Another American legend takes longevity to heart. He is arguably the oldest director in the Festival and also has the longest film at 197 minutes. If you haven’t guessed it, the director is 87-year-old documentary film maker extraordinaire, Frederick Wiseman and after getting inside London’s National Gallery, he takes on The New York Public Library. With libraries closing all over Britain, Ex-Libris – The New York Public Library is a timely reminder of how important our precious libraries are.

In contrast to this the veteran Wiseman, photographer Shevaun Mizrahi makes her documentary debut, with Distant Constellation, a film that seems to have picked up a few pointers from Wiseman, but, at 80 minutes, not in terms of length. Her empathetic film is a portrait of an Istanbul retirement home. Personal stories of the inhabitants that are juxtaposed with scenes of young construction workers building a new world, prompt existential reflections on a life lived and the passage of time.
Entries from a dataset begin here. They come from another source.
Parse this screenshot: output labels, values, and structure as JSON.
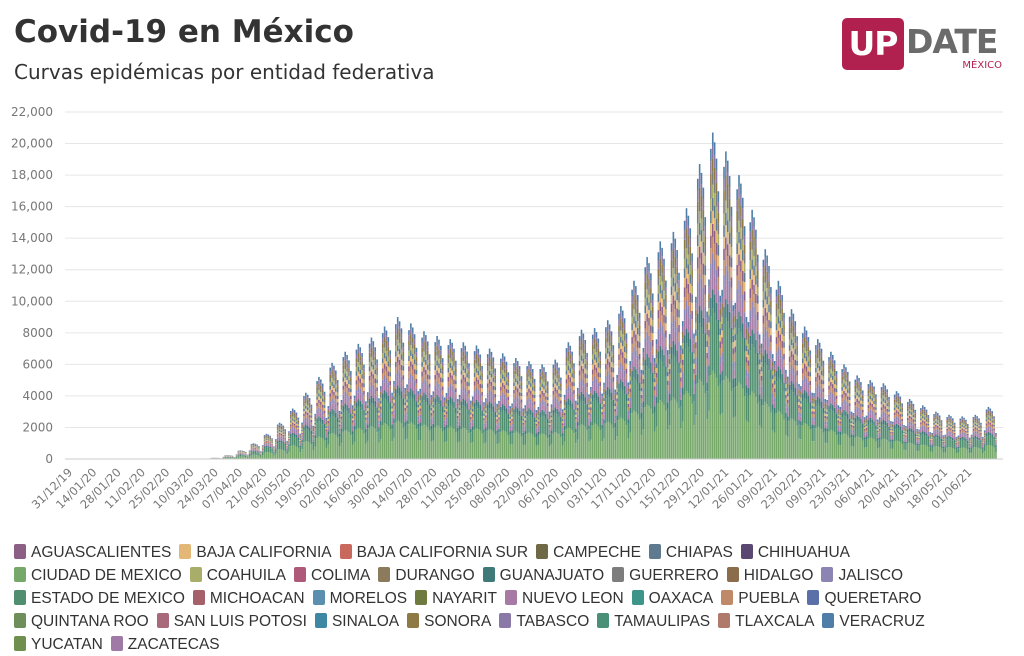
{
  "header": {
    "title": "Covid-19 en México",
    "subtitle": "Curvas epidémicas por entidad federativa"
  },
  "logo": {
    "box_text": "UP",
    "rest_text": "DATE",
    "sub_text": "MÉXICO"
  },
  "chart_data": {
    "type": "bar",
    "stacked": true,
    "title": "Covid-19 en México",
    "subtitle": "Curvas epidémicas por entidad federativa",
    "xlabel": "",
    "ylabel": "",
    "ylim": [
      0,
      22000
    ],
    "grid": true,
    "legend_position": "bottom",
    "y_ticks": [
      "0",
      "2000",
      "4000",
      "6000",
      "8000",
      "10,000",
      "12,000",
      "14,000",
      "16,000",
      "18,000",
      "20,000",
      "22,000"
    ],
    "x_ticks": [
      "31/12/19",
      "14/01/20",
      "28/01/20",
      "11/02/20",
      "25/02/20",
      "10/03/20",
      "24/03/20",
      "07/04/20",
      "21/04/20",
      "05/05/20",
      "19/05/20",
      "02/06/20",
      "16/06/20",
      "30/06/20",
      "14/07/20",
      "28/07/20",
      "11/08/20",
      "25/08/20",
      "08/09/20",
      "22/09/20",
      "06/10/20",
      "20/10/20",
      "03/11/20",
      "17/11/20",
      "01/12/20",
      "15/12/20",
      "29/12/20",
      "12/01/21",
      "26/01/21",
      "09/02/21",
      "23/02/21",
      "09/03/21",
      "23/03/21",
      "06/04/21",
      "20/04/21",
      "04/05/21",
      "18/05/21",
      "01/06/21"
    ],
    "weekly_peak_totals": [
      0,
      0,
      0,
      0,
      0,
      0,
      0,
      0,
      0,
      0,
      0,
      80,
      250,
      550,
      1000,
      1600,
      2300,
      3200,
      4200,
      5200,
      6100,
      6800,
      7300,
      7700,
      8400,
      9000,
      8600,
      8100,
      7800,
      7600,
      7400,
      7200,
      7000,
      6700,
      6400,
      6200,
      6000,
      6300,
      7400,
      8200,
      8300,
      8800,
      9700,
      11300,
      12800,
      13800,
      14400,
      15900,
      18700,
      20700,
      19500,
      18000,
      15800,
      13300,
      11300,
      9500,
      8400,
      7600,
      6800,
      6000,
      5300,
      5000,
      4800,
      4300,
      3800,
      3400,
      3000,
      2800,
      2700,
      2800,
      3300
    ],
    "stack_shares": {
      "ESTADO DE MEXICO": 0.19,
      "CIUDAD DE MEXICO": 0.27,
      "GUANAJUATO": 0.06,
      "NUEVO LEON": 0.06,
      "JALISCO": 0.05,
      "PUEBLA": 0.05,
      "OTHERS": 0.32
    },
    "series": [
      {
        "name": "AGUASCALIENTES",
        "color": "#8c5f87"
      },
      {
        "name": "BAJA CALIFORNIA",
        "color": "#e3b877"
      },
      {
        "name": "BAJA CALIFORNIA SUR",
        "color": "#c9695e"
      },
      {
        "name": "CAMPECHE",
        "color": "#6f6a45"
      },
      {
        "name": "CHIAPAS",
        "color": "#5f7a8f"
      },
      {
        "name": "CHIHUAHUA",
        "color": "#5a4772"
      },
      {
        "name": "CIUDAD DE MEXICO",
        "color": "#76a86a"
      },
      {
        "name": "COAHUILA",
        "color": "#a9ad6a"
      },
      {
        "name": "COLIMA",
        "color": "#b0587a"
      },
      {
        "name": "DURANGO",
        "color": "#8b7a5b"
      },
      {
        "name": "GUANAJUATO",
        "color": "#3f7a78"
      },
      {
        "name": "GUERRERO",
        "color": "#7d7d7d"
      },
      {
        "name": "HIDALGO",
        "color": "#8c6d4b"
      },
      {
        "name": "JALISCO",
        "color": "#8c84b3"
      },
      {
        "name": "ESTADO DE MEXICO",
        "color": "#4f8f6f"
      },
      {
        "name": "MICHOACAN",
        "color": "#a6606a"
      },
      {
        "name": "MORELOS",
        "color": "#5a8fb0"
      },
      {
        "name": "NAYARIT",
        "color": "#6f7a3f"
      },
      {
        "name": "NUEVO LEON",
        "color": "#a77aa6"
      },
      {
        "name": "OAXACA",
        "color": "#3d9488"
      },
      {
        "name": "PUEBLA",
        "color": "#c08a6a"
      },
      {
        "name": "QUERETARO",
        "color": "#5b6fa8"
      },
      {
        "name": "QUINTANA ROO",
        "color": "#6f8f5a"
      },
      {
        "name": "SAN LUIS POTOSI",
        "color": "#a86a7a"
      },
      {
        "name": "SINALOA",
        "color": "#3f88a3"
      },
      {
        "name": "SONORA",
        "color": "#8f7a45"
      },
      {
        "name": "TABASCO",
        "color": "#8a78a6"
      },
      {
        "name": "TAMAULIPAS",
        "color": "#4a8f78"
      },
      {
        "name": "TLAXCALA",
        "color": "#b07a6a"
      },
      {
        "name": "VERACRUZ",
        "color": "#4f7fa8"
      },
      {
        "name": "YUCATAN",
        "color": "#6f8f4f"
      },
      {
        "name": "ZACATECAS",
        "color": "#a07aa6"
      }
    ]
  }
}
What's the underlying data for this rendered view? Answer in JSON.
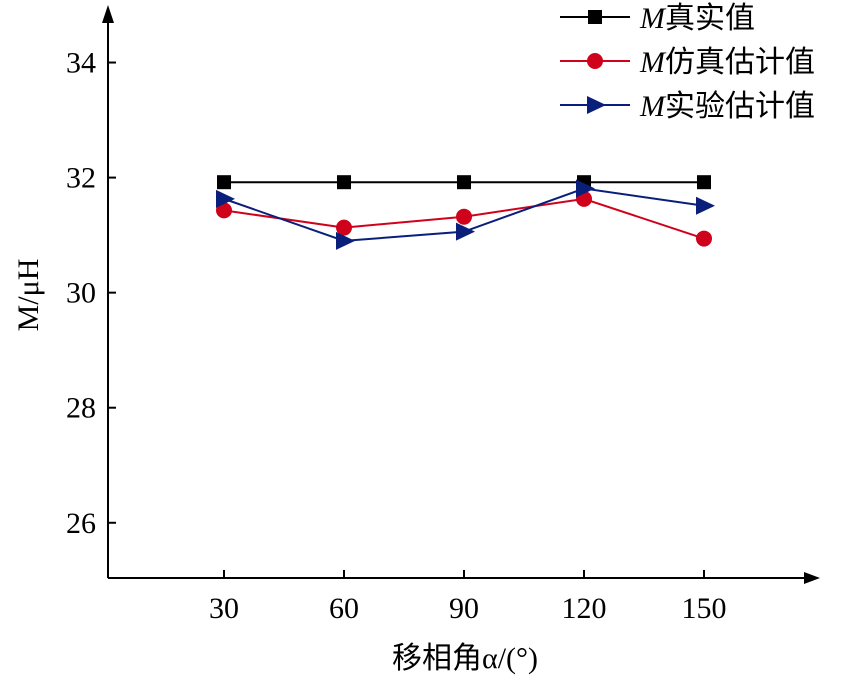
{
  "chart_data": {
    "type": "line",
    "title": "",
    "xlabel": "移相角α/(°)",
    "ylabel": "M/μH",
    "x": [
      30,
      60,
      90,
      120,
      150
    ],
    "xticks": [
      "30",
      "60",
      "90",
      "120",
      "150"
    ],
    "yticks": [
      "26",
      "28",
      "30",
      "32",
      "34"
    ],
    "ytick_values": [
      26,
      28,
      30,
      32,
      34
    ],
    "xlim": [
      1,
      179
    ],
    "ylim": [
      25.04,
      35
    ],
    "grid": false,
    "legend_position": "top-right",
    "series": [
      {
        "name": "M真实值",
        "color": "#000000",
        "marker": "square",
        "values": [
          31.92,
          31.92,
          31.92,
          31.92,
          31.92
        ]
      },
      {
        "name": "M仿真估计值",
        "color": "#d0021b",
        "marker": "circle",
        "values": [
          31.43,
          31.13,
          31.32,
          31.63,
          30.94
        ]
      },
      {
        "name": "M实验估计值",
        "color": "#0a1f7a",
        "marker": "triangle-right",
        "values": [
          31.63,
          30.9,
          31.06,
          31.81,
          31.51
        ]
      }
    ]
  }
}
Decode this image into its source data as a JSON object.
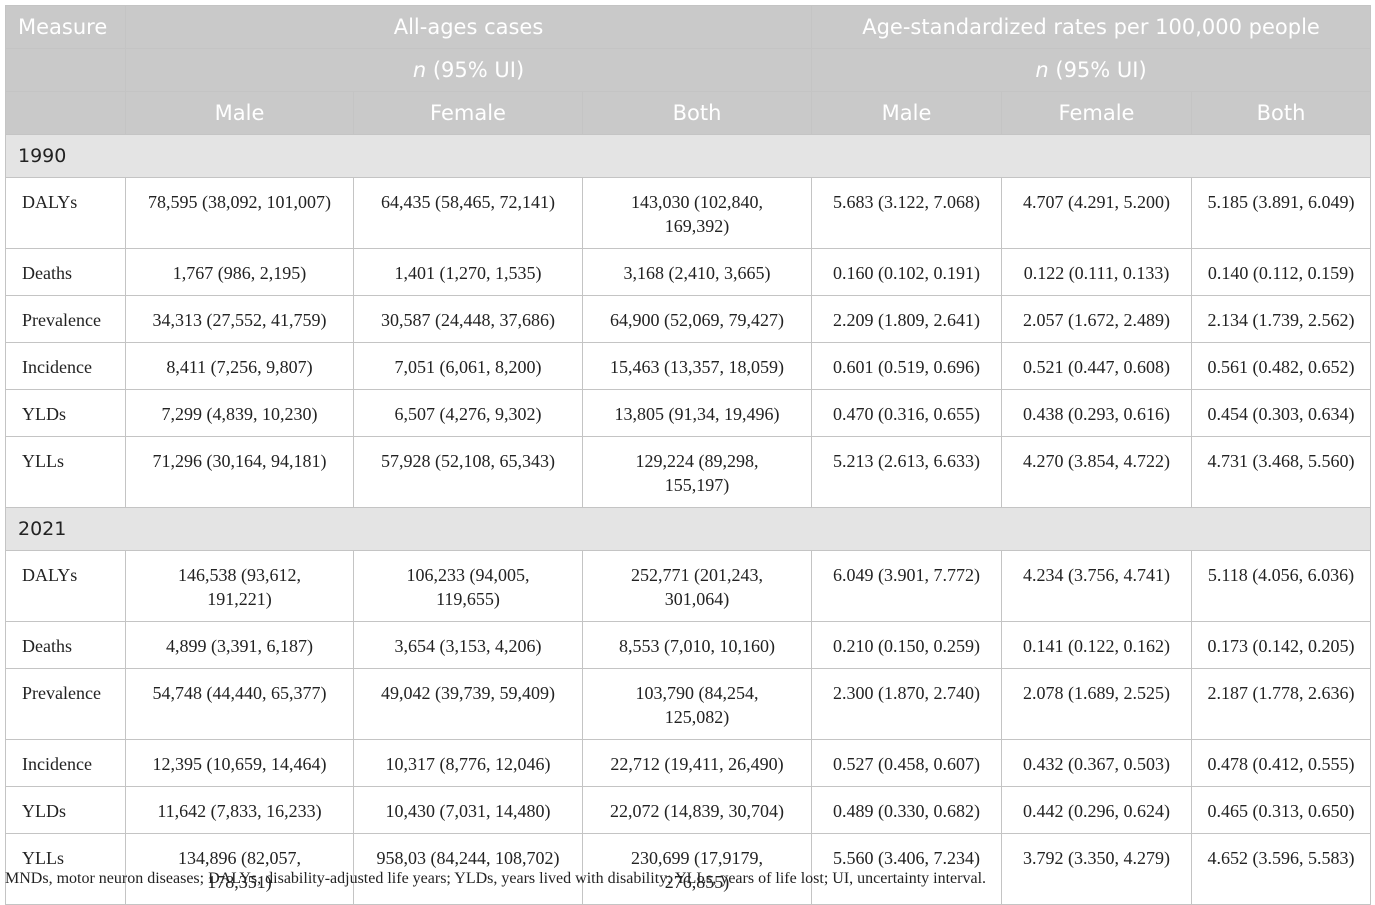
{
  "table": {
    "header": {
      "measure": "Measure",
      "groups": [
        "All-ages cases",
        "Age-standardized rates per 100,000 people"
      ],
      "units": [
        {
          "var": "n",
          "rest": "(95% UI)"
        },
        {
          "var": "n",
          "rest": "(95% UI)"
        }
      ],
      "columns": [
        "Male",
        "Female",
        "Both",
        "Male",
        "Female",
        "Both"
      ]
    },
    "sections": [
      {
        "year": "1990",
        "rows": [
          [
            "DALYs",
            "78,595 (38,092, 101,007)",
            "64,435 (58,465, 72,141)",
            "143,030 (102,840, 169,392)",
            "5.683 (3.122, 7.068)",
            "4.707 (4.291, 5.200)",
            "5.185 (3.891, 6.049)"
          ],
          [
            "Deaths",
            "1,767 (986, 2,195)",
            "1,401 (1,270, 1,535)",
            "3,168 (2,410, 3,665)",
            "0.160 (0.102, 0.191)",
            "0.122 (0.111, 0.133)",
            "0.140 (0.112, 0.159)"
          ],
          [
            "Prevalence",
            "34,313 (27,552, 41,759)",
            "30,587 (24,448, 37,686)",
            "64,900 (52,069, 79,427)",
            "2.209 (1.809, 2.641)",
            "2.057 (1.672, 2.489)",
            "2.134 (1.739, 2.562)"
          ],
          [
            "Incidence",
            "8,411 (7,256, 9,807)",
            "7,051 (6,061, 8,200)",
            "15,463 (13,357, 18,059)",
            "0.601 (0.519, 0.696)",
            "0.521 (0.447, 0.608)",
            "0.561 (0.482, 0.652)"
          ],
          [
            "YLDs",
            "7,299 (4,839, 10,230)",
            "6,507 (4,276, 9,302)",
            "13,805 (91,34, 19,496)",
            "0.470 (0.316, 0.655)",
            "0.438 (0.293, 0.616)",
            "0.454 (0.303, 0.634)"
          ],
          [
            "YLLs",
            "71,296 (30,164, 94,181)",
            "57,928 (52,108, 65,343)",
            "129,224 (89,298, 155,197)",
            "5.213 (2.613, 6.633)",
            "4.270 (3.854, 4.722)",
            "4.731 (3.468, 5.560)"
          ]
        ]
      },
      {
        "year": "2021",
        "rows": [
          [
            "DALYs",
            "146,538 (93,612, 191,221)",
            "106,233 (94,005, 119,655)",
            "252,771 (201,243, 301,064)",
            "6.049 (3.901, 7.772)",
            "4.234 (3.756, 4.741)",
            "5.118 (4.056, 6.036)"
          ],
          [
            "Deaths",
            "4,899 (3,391, 6,187)",
            "3,654 (3,153, 4,206)",
            "8,553 (7,010, 10,160)",
            "0.210 (0.150, 0.259)",
            "0.141 (0.122, 0.162)",
            "0.173 (0.142, 0.205)"
          ],
          [
            "Prevalence",
            "54,748 (44,440, 65,377)",
            "49,042 (39,739, 59,409)",
            "103,790 (84,254, 125,082)",
            "2.300 (1.870, 2.740)",
            "2.078 (1.689, 2.525)",
            "2.187 (1.778, 2.636)"
          ],
          [
            "Incidence",
            "12,395 (10,659, 14,464)",
            "10,317 (8,776, 12,046)",
            "22,712 (19,411, 26,490)",
            "0.527 (0.458, 0.607)",
            "0.432 (0.367, 0.503)",
            "0.478 (0.412, 0.555)"
          ],
          [
            "YLDs",
            "11,642 (7,833, 16,233)",
            "10,430 (7,031, 14,480)",
            "22,072 (14,839, 30,704)",
            "0.489 (0.330, 0.682)",
            "0.442 (0.296, 0.624)",
            "0.465 (0.313, 0.650)"
          ],
          [
            "YLLs",
            "134,896 (82,057, 178,351)",
            "958,03 (84,244, 108,702)",
            "230,699 (17,9179, 276,855)",
            "5.560 (3.406, 7.234)",
            "3.792 (3.350, 4.279)",
            "4.652 (3.596, 5.583)"
          ]
        ]
      }
    ],
    "footnote": "MNDs, motor neuron diseases; DALYs, disability-adjusted life years; YLDs, years lived with disability; YLLs, years of life lost; UI, uncertainty interval."
  }
}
Perhaps the legend of all legends (and it’s all true) is Alfred Hitchcock, and Alexandre O Philippe’s documentary 78/52 should attract Hitchcock fans in droves. The title refers to the number of set ups and cuts in the famous shower scene of the groundbreaking, 1960 film Psycho.

Two American living legends appear in The Lovers, Azazei Jacobs bittersweet portrait of a marriage on the rocks. Who will not want to see Tracy Letts (52) survive a weekend together at a family reunion with Debra Winger (62), a great actress who disappeared from our screens far too early.

In Film Stars Don’t Die in Liverpool, living legends merge with those who are no longer with us. Annette Bening (The Kids are All Right, The American President) portrays Gloria Grahame (The Beautiful and the Damned, The Big Heat, In a Lonely Place) during the last, two tragic years of her life. Based on Liverpublian Peter Turner’s autobiographical book about his relationship with Grahame, then touring on stage in the UK, this is one of those stories that you not make up. Bening, who is two years older than Grahame when she died of cancer at just 57, is in the best of health and will be making an appearance on the Red Carpet on 11 October.